If you do have access to the electric grid, it doesn't make sense to disconnect from the grid, it is less expensive to continue with them, sell them any extra you make and buy back any more that you need. You would use them as your battery bank.

Also, and most importantly, instead of using solar electric to heat your water, you should get solar water heating instead of using electricity to heat it. It's much more efficient and less expensive. You should also be using CFL or LED lights instead of regular incandescent lights. It'll save you a fortune.

Mary asks…

price of solar power supply for home appliance?

i want to install solar panel for my home appliance such as 3 energy saving light, 3 siling fan, 1 tv and a refrigerator……how may it cost me……?

ssadmin answers:

You probably need to do an engineering study to find out if it would be cost effective. Do you plan on maintaining your connection to the power grid so that you have power during the night? If so, then:

Your refrigerator and lights and fans will draw about 2,5 kw maximum total if they are all on at the same time. A solar system that will generate enough power to net you a $zero electric bill would have to be about 6kw-10kw. During the day, your solar system would power your appliances and generate enough additional power to put back onto the grid, netting a power surplus. Then during low light and night times, your appliances would be drawing power back from the grid at which time you would be drawing on that surplus.

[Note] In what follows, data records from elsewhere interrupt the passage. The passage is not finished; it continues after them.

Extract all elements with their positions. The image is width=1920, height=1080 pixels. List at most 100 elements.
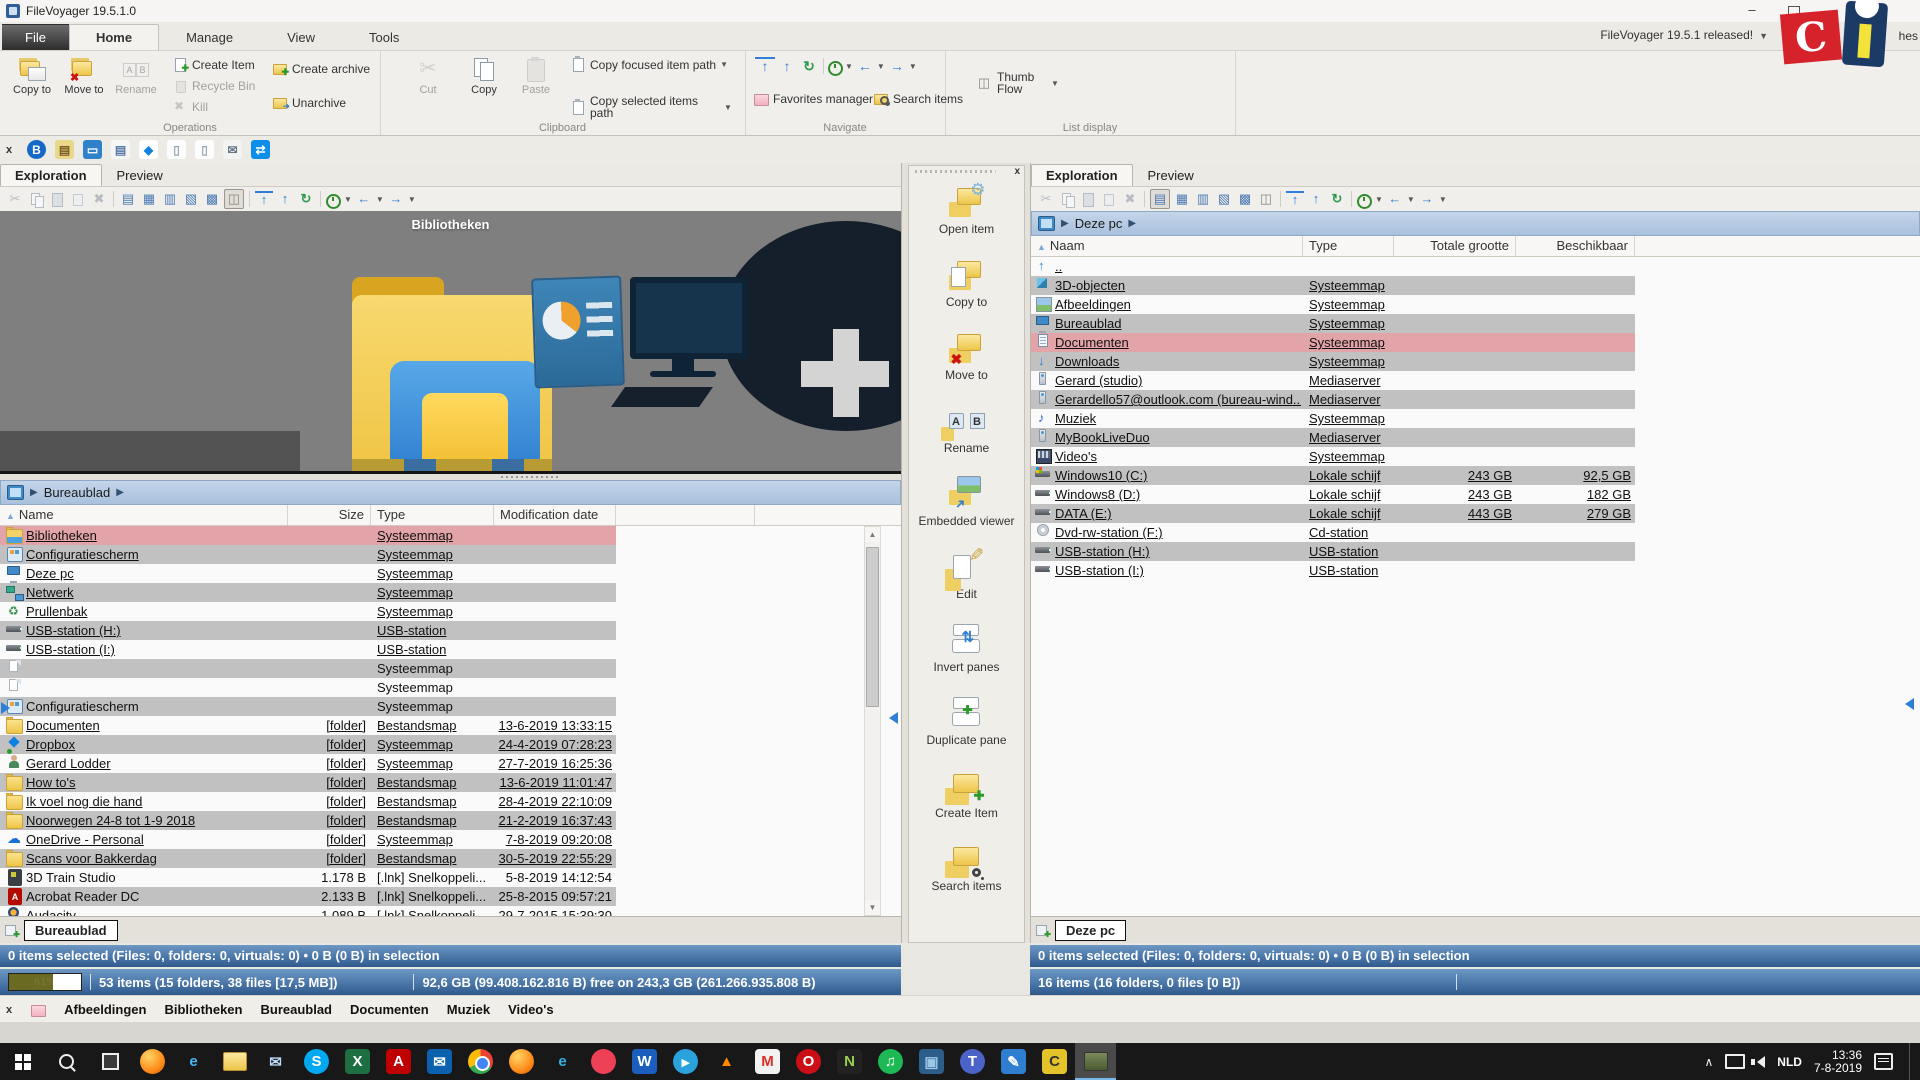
close-icon[interactable]: x xyxy=(1014,166,1020,177)
show-desktop-button[interactable] xyxy=(1909,1043,1916,1080)
table-row[interactable]: USB-station (I:) USB-station xyxy=(0,640,616,659)
table-row[interactable]: Dvd-rw-station (F:) Cd-station xyxy=(1031,523,1635,542)
ribbon-tab[interactable]: View xyxy=(260,24,342,50)
table-row[interactable]: Netwerk Systeemmap xyxy=(0,583,616,602)
middle-toolbar-button[interactable]: Copy to xyxy=(909,255,1024,324)
pane-tab[interactable]: Exploration xyxy=(0,164,102,186)
teamviewer[interactable]: ⇄ xyxy=(251,140,270,159)
horizontal-splitter[interactable] xyxy=(0,474,901,480)
view-thumbnails-icon[interactable] xyxy=(1236,190,1254,208)
skype[interactable]: S xyxy=(296,1043,337,1080)
thumb-flow-button[interactable]: Thumb Flow ▼ xyxy=(975,71,1059,95)
table-row[interactable]: Acrobat Reader DC 2.133 B [.lnk] Snelkop… xyxy=(0,887,616,906)
table-row[interactable]: Downloads Systeemmap xyxy=(1031,352,1635,371)
pane-tab[interactable]: Exploration xyxy=(1031,164,1133,186)
action-center-icon[interactable] xyxy=(1874,1053,1893,1070)
table-row[interactable]: Afbeeldingen Systeemmap xyxy=(1031,295,1635,314)
column-header-naam[interactable]: ▲Naam xyxy=(1031,236,1303,256)
ribbon-tab[interactable]: Home xyxy=(69,24,159,50)
copy-focused-path-button[interactable]: Copy focused item path ▼ xyxy=(570,57,738,72)
unarchive-button[interactable]: Unarchive xyxy=(272,95,346,110)
pane-tab[interactable]: Preview xyxy=(1133,164,1209,186)
favorite-link[interactable]: Video's xyxy=(508,1002,553,1017)
acrobat-reader[interactable]: A xyxy=(378,1043,419,1080)
close-icon[interactable]: x xyxy=(6,144,18,156)
table-row[interactable]: Video's Systeemmap xyxy=(1031,447,1635,466)
minimize-button[interactable]: – xyxy=(1742,3,1762,19)
teams[interactable]: T xyxy=(952,1043,993,1080)
table-row[interactable]: Bibliotheken Systeemmap xyxy=(0,526,616,545)
cut-icon[interactable] xyxy=(6,190,24,208)
language-indicator[interactable]: NLD xyxy=(1777,1055,1802,1069)
middle-toolbar-button[interactable]: Create Item xyxy=(909,766,1024,835)
table-row[interactable]: Muziek Systeemmap xyxy=(1031,409,1635,428)
table-row[interactable]: Prullenbak Systeemmap xyxy=(0,602,616,621)
middle-toolbar-button[interactable]: Invert panes xyxy=(909,620,1024,689)
move-to-button[interactable]: Move to xyxy=(58,55,110,96)
go-up-icon[interactable]: ↑ xyxy=(777,57,797,75)
ribbon-tab[interactable]: Manage xyxy=(159,24,260,50)
rename-icon[interactable] xyxy=(1100,190,1118,208)
mail[interactable]: ✉ xyxy=(255,1043,296,1080)
start-button[interactable] xyxy=(0,1043,44,1080)
pane-tab[interactable]: Preview xyxy=(102,164,178,186)
refresh-icon[interactable]: ↻ xyxy=(799,57,819,75)
excel[interactable]: X xyxy=(337,1043,378,1080)
middle-toolbar-button[interactable]: Search items xyxy=(909,839,1024,908)
create-item-button[interactable]: Create Item xyxy=(172,57,255,72)
firefox[interactable] xyxy=(132,1043,173,1080)
column-header-free[interactable]: Beschikbaar xyxy=(1516,236,1635,256)
network-icon[interactable] xyxy=(1725,1054,1745,1069)
spotify[interactable]: ♫ xyxy=(870,1043,911,1080)
kill-button[interactable]: Kill xyxy=(172,99,208,114)
column-header-total[interactable]: Totale grootte xyxy=(1394,236,1516,256)
table-row[interactable]: Configuratiescherm Systeemmap xyxy=(0,697,616,716)
winrar-archive[interactable]: ▤ xyxy=(55,140,74,159)
table-row[interactable]: USB-station (I:) USB-station xyxy=(1031,561,1635,580)
table-row[interactable]: Dropbox [folder] Systeemmap 24-4-2019 07… xyxy=(0,735,616,754)
column-header-date[interactable]: Modification date xyxy=(494,505,616,525)
bluetooth[interactable]: B xyxy=(27,140,46,159)
table-row[interactable]: Gerardello57@outlook.com (bureau-wind...… xyxy=(1031,390,1635,409)
vertical-scrollbar[interactable]: ▲ ▼ xyxy=(864,526,881,916)
task-view-icon[interactable] xyxy=(88,1043,132,1080)
table-row[interactable]: MyBookLiveDuo Mediaserver xyxy=(1031,428,1635,447)
table-row[interactable]: Noorwegen 24-8 tot 1-9 2018 [folder] Bes… xyxy=(0,811,616,830)
table-row[interactable]: Windows10 (C:) Lokale schijf 243 GB 92,5… xyxy=(1031,466,1635,485)
go-top-icon[interactable] xyxy=(255,191,273,208)
refresh-icon[interactable] xyxy=(297,190,315,208)
edge[interactable]: e xyxy=(542,1043,583,1080)
view-grid-icon[interactable] xyxy=(1194,190,1212,208)
opera[interactable]: O xyxy=(788,1043,829,1080)
left-breadcrumb[interactable]: ▶ Bureaublad ▶ xyxy=(0,480,901,505)
volume-icon[interactable] xyxy=(1757,1056,1765,1068)
notepad-plus[interactable]: N xyxy=(829,1043,870,1080)
chrome[interactable] xyxy=(460,1043,501,1080)
rename-icon[interactable] xyxy=(69,190,87,208)
favorite-link[interactable]: Bureaublad xyxy=(260,1002,332,1017)
view-tiles-icon[interactable] xyxy=(1215,190,1233,208)
column-header-name[interactable]: ▲Name xyxy=(0,505,288,525)
table-row[interactable]: Systeemmap xyxy=(0,659,616,678)
search-icon[interactable] xyxy=(44,1043,88,1080)
view-grid-icon[interactable] xyxy=(161,190,179,208)
copy-button[interactable]: Copy xyxy=(458,55,510,96)
refresh-icon[interactable] xyxy=(1328,190,1346,208)
paste-icon[interactable] xyxy=(48,190,66,208)
maximize-button[interactable] xyxy=(1788,6,1800,17)
file-explorer[interactable] xyxy=(214,1043,255,1080)
table-row[interactable]: OneDrive - Personal [folder] Systeemmap … xyxy=(0,830,616,849)
firefox-2[interactable] xyxy=(501,1043,542,1080)
column-header-type[interactable]: Type xyxy=(1303,236,1394,256)
table-row[interactable]: Audacity 1.089 B [.lnk] Snelkoppeli... 2… xyxy=(0,906,616,916)
paste-icon[interactable] xyxy=(1079,190,1097,208)
column-header-type[interactable]: Type xyxy=(371,505,494,525)
middle-toolbar-button[interactable]: Move to xyxy=(909,328,1024,397)
table-row[interactable]: Bureaublad Systeemmap xyxy=(1031,314,1635,333)
cut-button[interactable]: Cut xyxy=(402,55,454,96)
left-folder-tab[interactable]: Bureaublad xyxy=(24,920,118,941)
cleaner[interactable]: C xyxy=(1034,1043,1075,1080)
remote-desktop[interactable]: ▭ xyxy=(83,140,102,159)
back-icon[interactable] xyxy=(1386,190,1404,208)
table-row[interactable]: Gerard Lodder [folder] Systeemmap 27-7-2… xyxy=(0,754,616,773)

You could probably get by with about a 3kw system if you want to reduce your electric bill, not eliminate it. But which ever route you choose, the payback period may be close to 10-12 years. If it costs your $10,000 and you save $75 per month on your electric bill, the payback period will be 133 months (about 11.3 years). The monthly savings on your electric bill would be going toward paying for the system for the next 11 years. A 3kw system may cost less than $10k.